Resources: “Umi” & Community

Umi means "ocean" in Japanese. At the core of The Umi Project is community.

Each month, this post will feature a highlight from The Umi Project’s (TUP) work on intentional design with partners and clients. You’ll also receive 3, hand-picked links to inspire your own work in intentional design, when you subscribe to the newsletter. Make sure to download the most recent Intentional Design Guide.

This month, I am featuring The Umi Project’s ongoing work with DreamHouse ‘Ewa Beach. Even though the school’s doors have not even opened to students yet, DreamHouse’s new team has been undergoing an intentional process of onboarding, including attending a 6-week online course on Designing your Project-Based Practice, and meeting up as a team to “define success” for both DreamHouse students and their instructional leadership team.

I also attended an incredible place-based learning course at home in Homer, AK. At the Master Naturalist training, put on by the joint organizations of the Kachemak Bay Environmental Education Alliance (KBEEA), I got to explore the place I live through the lens of a naturalist, marine biologist, and community member. I’m inspired by the work of scientists in the community I live in, and can’t wait to learn more about the power of place-based learning that kids are exposed to here in Alaska.

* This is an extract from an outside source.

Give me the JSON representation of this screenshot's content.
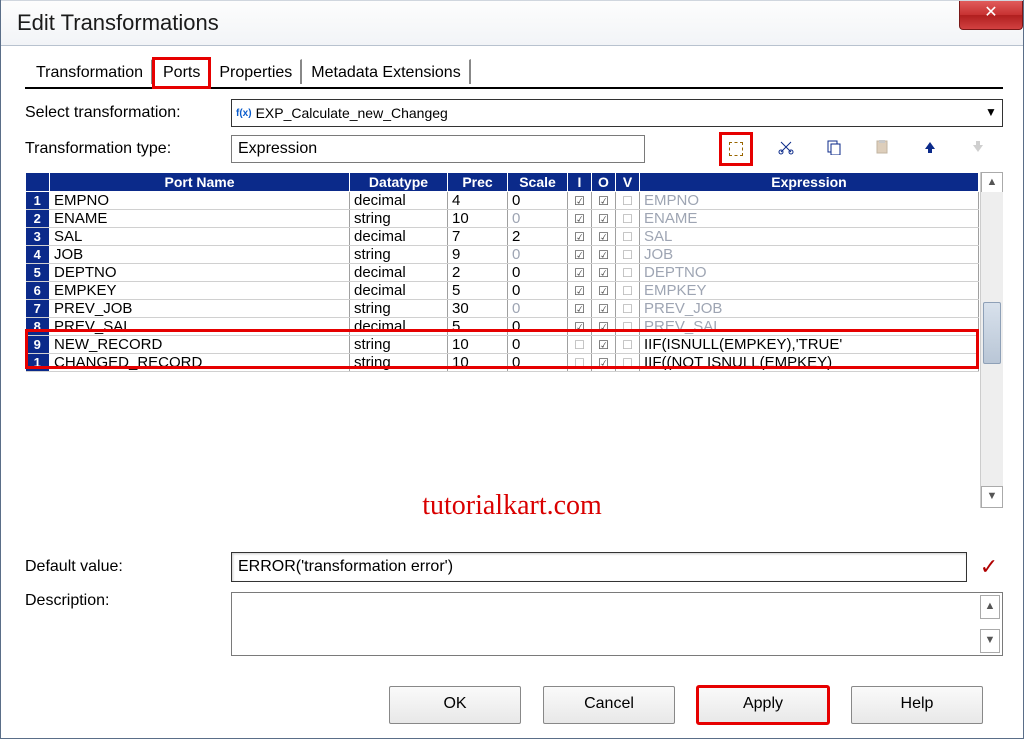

Talk about lifelong learning!

This month, The Umi Project is inspired to intentionally design school systems, and to think critically about how place, and the questions we ask about place, lead to our own perceptions and understanding about the communities we live in. Check out the following resources to be inspired as well!

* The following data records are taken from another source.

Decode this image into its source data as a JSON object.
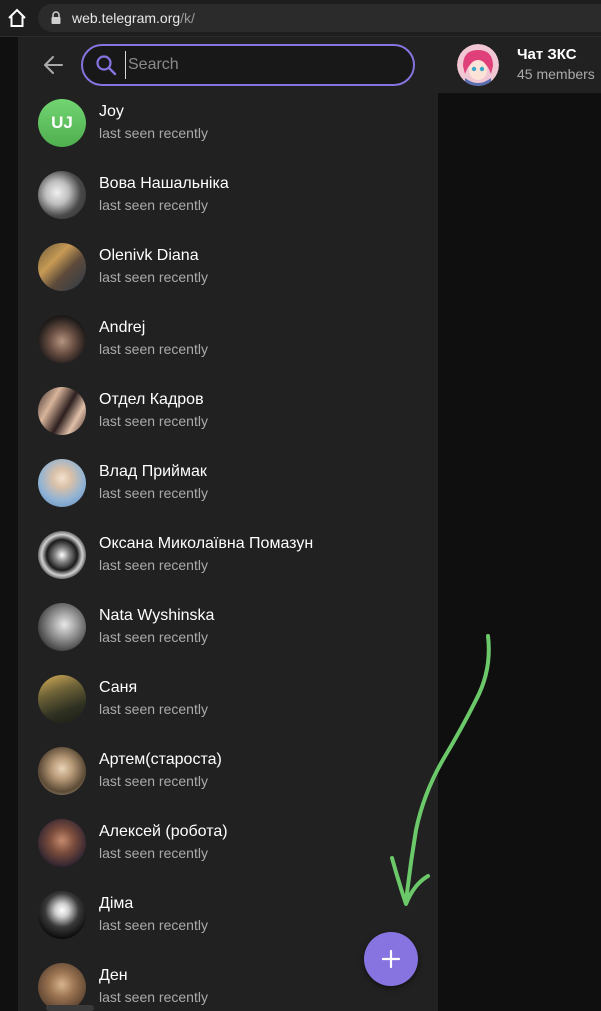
{
  "browser": {
    "url_host": "web.telegram.org",
    "url_path": "/k/"
  },
  "search": {
    "placeholder": "Search",
    "value": ""
  },
  "contacts": [
    {
      "name": "Joy",
      "status": "last seen recently",
      "initials": "UJ"
    },
    {
      "name": "Вова Нашальніка",
      "status": "last seen recently"
    },
    {
      "name": "Olenivk Diana",
      "status": "last seen recently"
    },
    {
      "name": "Andrej",
      "status": "last seen recently"
    },
    {
      "name": "Отдел Кадров",
      "status": "last seen recently"
    },
    {
      "name": "Влад Приймак",
      "status": "last seen recently"
    },
    {
      "name": "Оксана Миколаївна Помазун",
      "status": "last seen recently"
    },
    {
      "name": "Nata Wyshinska",
      "status": "last seen recently"
    },
    {
      "name": "Саня",
      "status": "last seen recently"
    },
    {
      "name": "Артем(староста)",
      "status": "last seen recently"
    },
    {
      "name": "Алексей (робота)",
      "status": "last seen recently"
    },
    {
      "name": "Діма",
      "status": "last seen recently"
    },
    {
      "name": "Ден",
      "status": "last seen recently"
    }
  ],
  "chat": {
    "title": "Чат ЗКС",
    "subtitle": "45 members"
  },
  "icons": {
    "home": "home-icon",
    "lock": "lock-icon",
    "back": "arrow-left-icon",
    "search": "search-icon",
    "fab": "plus-icon"
  },
  "colors": {
    "accent": "#8774e1",
    "sidebar_bg": "#212121",
    "annotation_arrow": "#6cc96a"
  }
}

  1. The act of bringing teachers into the planning and design of their own evaluation systems can be daunting, but so inspiring and powerful when done intentionally. TUP’s client started this process last month by looking at student success first.

  2. A different look at “self-care” – how we need “community care” too. Think about how the intentional design of a community leads to a more sustainable future.

  3. “When the north wind blows and you feel it in your sails, when you feel it on your body as it cools you, as it gives you relief, that is we Alaskans with you,” – Native Alaskans and Native Hawaiians come together to celebrate the wa’a Ho’oilina, and their cultural and symbolic ties… a great discussion and connection to have with your kids at home too!